Kendati demikian terdapat Sejumlah fraksi dalam pandangannya memberikan saran kepada pemerintah daerah  dalam pembentukan susunan perangkat daerah ini. Salah satu contoh  Fraksi PDI Plus yang  dalam pemaparan yang disampaikan bahwa fraksi PDI P Plus meminta kepada Pemerintah harus memporsikan pegawai ketika perangkat daerah baru sudah dirampingkan yang berkemungkinan akan terjadi penumpukan pegawai dan harus disesuaikan dengan beban kerja yang ada.

"Fraksi PDI P Plus memandang, jangan sampai ada timbul kesan bahwa pegawai hanya duduk-duduk saja dan pergi ke kantor tidak ada yang dikerjakan. Jangan sampai hal tersebut terjadi," bebernya.

Wakil Bupati Kabupaten Kepulauan Anambas,  Wan Zuhendra yang hadir dalam pengesahan itu dikarenakan Bupati KKA Abdul Haris, SH sedang melakukan rapat di Kemenko Maritim sangat mengapresiasi pembentukan susunan perangkat daerah yang sudah disahkan menjadi Peraturan Daerah. Menurutnya, revisi mengenai perangkat daerah berlaku di Indonesia dikarenakan ada perubahan dari UU tahun 32 tahun 2014 ke UU nomor 23 tahun 2014.

"Perubahan Undang-undang ini berdampak pada perubahan kewenangan yang sebelumnya berada di daerah kabupaten/kota, ke provinsi bahkan ke pusat. Seperti kewenangan ESDM, kehutanan dan lainnya," ujarnya.

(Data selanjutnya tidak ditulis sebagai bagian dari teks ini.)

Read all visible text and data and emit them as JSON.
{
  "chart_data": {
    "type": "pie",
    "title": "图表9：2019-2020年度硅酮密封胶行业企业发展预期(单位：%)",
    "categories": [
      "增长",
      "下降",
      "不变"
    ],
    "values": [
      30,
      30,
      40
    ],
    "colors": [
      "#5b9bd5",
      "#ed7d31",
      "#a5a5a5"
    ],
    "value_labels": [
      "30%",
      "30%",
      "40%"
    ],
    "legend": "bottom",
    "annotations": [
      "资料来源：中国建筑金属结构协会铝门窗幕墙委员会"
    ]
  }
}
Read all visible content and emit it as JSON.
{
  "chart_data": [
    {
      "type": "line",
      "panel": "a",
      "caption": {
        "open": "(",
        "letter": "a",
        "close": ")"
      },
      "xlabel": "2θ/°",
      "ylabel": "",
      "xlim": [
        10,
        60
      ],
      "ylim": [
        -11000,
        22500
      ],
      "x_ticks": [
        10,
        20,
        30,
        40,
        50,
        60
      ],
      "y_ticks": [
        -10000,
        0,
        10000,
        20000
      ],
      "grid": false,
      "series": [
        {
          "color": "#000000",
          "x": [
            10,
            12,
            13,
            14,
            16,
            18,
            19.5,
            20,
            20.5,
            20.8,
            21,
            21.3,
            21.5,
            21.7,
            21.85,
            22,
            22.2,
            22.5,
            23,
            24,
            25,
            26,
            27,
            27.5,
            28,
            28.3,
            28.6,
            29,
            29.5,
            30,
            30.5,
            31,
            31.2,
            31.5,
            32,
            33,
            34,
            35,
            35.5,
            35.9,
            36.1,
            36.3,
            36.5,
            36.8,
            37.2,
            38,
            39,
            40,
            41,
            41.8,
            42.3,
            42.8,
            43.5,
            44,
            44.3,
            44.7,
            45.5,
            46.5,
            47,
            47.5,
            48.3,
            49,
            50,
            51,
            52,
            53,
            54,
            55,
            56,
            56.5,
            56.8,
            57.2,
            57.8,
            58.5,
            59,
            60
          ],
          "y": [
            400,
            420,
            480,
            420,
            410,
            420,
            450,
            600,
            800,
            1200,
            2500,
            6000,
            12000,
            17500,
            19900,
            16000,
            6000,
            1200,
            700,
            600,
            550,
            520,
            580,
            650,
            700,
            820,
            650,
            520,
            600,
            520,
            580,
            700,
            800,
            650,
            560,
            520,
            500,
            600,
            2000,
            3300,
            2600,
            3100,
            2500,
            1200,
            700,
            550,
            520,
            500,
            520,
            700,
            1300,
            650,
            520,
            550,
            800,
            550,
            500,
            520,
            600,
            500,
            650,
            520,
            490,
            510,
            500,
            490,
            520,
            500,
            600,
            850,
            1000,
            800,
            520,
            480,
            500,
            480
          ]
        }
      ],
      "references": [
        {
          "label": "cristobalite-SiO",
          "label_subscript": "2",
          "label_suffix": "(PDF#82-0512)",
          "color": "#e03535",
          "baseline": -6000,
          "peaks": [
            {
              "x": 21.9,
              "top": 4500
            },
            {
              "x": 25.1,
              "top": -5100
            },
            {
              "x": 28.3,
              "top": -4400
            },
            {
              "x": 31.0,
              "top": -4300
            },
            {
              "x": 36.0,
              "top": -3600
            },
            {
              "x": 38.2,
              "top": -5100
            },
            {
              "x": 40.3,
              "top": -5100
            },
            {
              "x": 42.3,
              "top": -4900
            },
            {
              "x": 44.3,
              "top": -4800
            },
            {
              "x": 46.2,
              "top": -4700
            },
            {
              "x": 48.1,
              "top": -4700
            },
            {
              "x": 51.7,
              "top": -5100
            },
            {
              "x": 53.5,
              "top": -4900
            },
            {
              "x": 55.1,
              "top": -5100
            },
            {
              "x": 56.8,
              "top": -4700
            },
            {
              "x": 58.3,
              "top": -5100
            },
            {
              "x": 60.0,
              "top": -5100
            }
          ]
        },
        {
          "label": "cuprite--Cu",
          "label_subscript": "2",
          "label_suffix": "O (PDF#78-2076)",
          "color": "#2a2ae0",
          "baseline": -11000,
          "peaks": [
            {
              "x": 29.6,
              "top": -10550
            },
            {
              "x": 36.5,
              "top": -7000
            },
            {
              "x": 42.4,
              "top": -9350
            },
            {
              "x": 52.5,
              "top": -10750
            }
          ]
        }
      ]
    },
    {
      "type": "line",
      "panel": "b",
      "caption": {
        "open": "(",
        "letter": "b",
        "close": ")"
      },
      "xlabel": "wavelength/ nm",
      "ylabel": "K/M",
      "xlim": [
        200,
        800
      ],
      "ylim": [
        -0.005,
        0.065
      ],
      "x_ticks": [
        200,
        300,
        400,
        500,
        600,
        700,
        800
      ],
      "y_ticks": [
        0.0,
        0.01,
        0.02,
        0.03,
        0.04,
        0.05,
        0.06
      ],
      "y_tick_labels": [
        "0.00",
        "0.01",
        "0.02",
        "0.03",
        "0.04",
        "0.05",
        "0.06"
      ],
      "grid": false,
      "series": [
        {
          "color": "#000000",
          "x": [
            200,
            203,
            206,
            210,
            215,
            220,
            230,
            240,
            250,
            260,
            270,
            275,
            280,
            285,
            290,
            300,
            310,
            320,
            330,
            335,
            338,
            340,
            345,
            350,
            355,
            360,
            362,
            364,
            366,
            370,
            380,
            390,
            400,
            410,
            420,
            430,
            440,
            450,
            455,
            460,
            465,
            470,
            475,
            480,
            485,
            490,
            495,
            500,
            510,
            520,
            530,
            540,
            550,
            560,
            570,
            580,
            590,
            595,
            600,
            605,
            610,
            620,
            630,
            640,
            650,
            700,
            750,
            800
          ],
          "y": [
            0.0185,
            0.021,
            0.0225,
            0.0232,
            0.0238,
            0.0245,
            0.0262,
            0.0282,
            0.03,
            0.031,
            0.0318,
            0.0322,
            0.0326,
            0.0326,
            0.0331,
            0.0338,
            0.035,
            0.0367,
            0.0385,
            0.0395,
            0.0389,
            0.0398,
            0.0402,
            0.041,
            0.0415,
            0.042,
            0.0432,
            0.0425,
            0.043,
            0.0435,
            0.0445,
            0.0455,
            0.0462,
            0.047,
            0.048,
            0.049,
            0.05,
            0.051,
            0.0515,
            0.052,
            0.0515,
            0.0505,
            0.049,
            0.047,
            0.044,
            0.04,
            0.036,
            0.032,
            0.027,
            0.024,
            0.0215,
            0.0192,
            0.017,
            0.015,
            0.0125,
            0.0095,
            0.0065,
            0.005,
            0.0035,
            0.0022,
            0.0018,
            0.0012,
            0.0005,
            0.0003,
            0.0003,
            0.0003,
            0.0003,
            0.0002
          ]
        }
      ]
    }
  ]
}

Mantan Wakil Ketua I DPRD KKA itu juga diminta untuk melakukan evaluasi terhadap struktur organisasi perangkat daerah yang tepat fungsi namun tetap mengacu pada azas proporsional, rasionalitas dan efisiensi. "Kami berharap, dengan ada organisasi perangkat daerah yang baru ini, dapat meningkatkan daya saing guna mendukung percepatan pembangunan," tandasnya.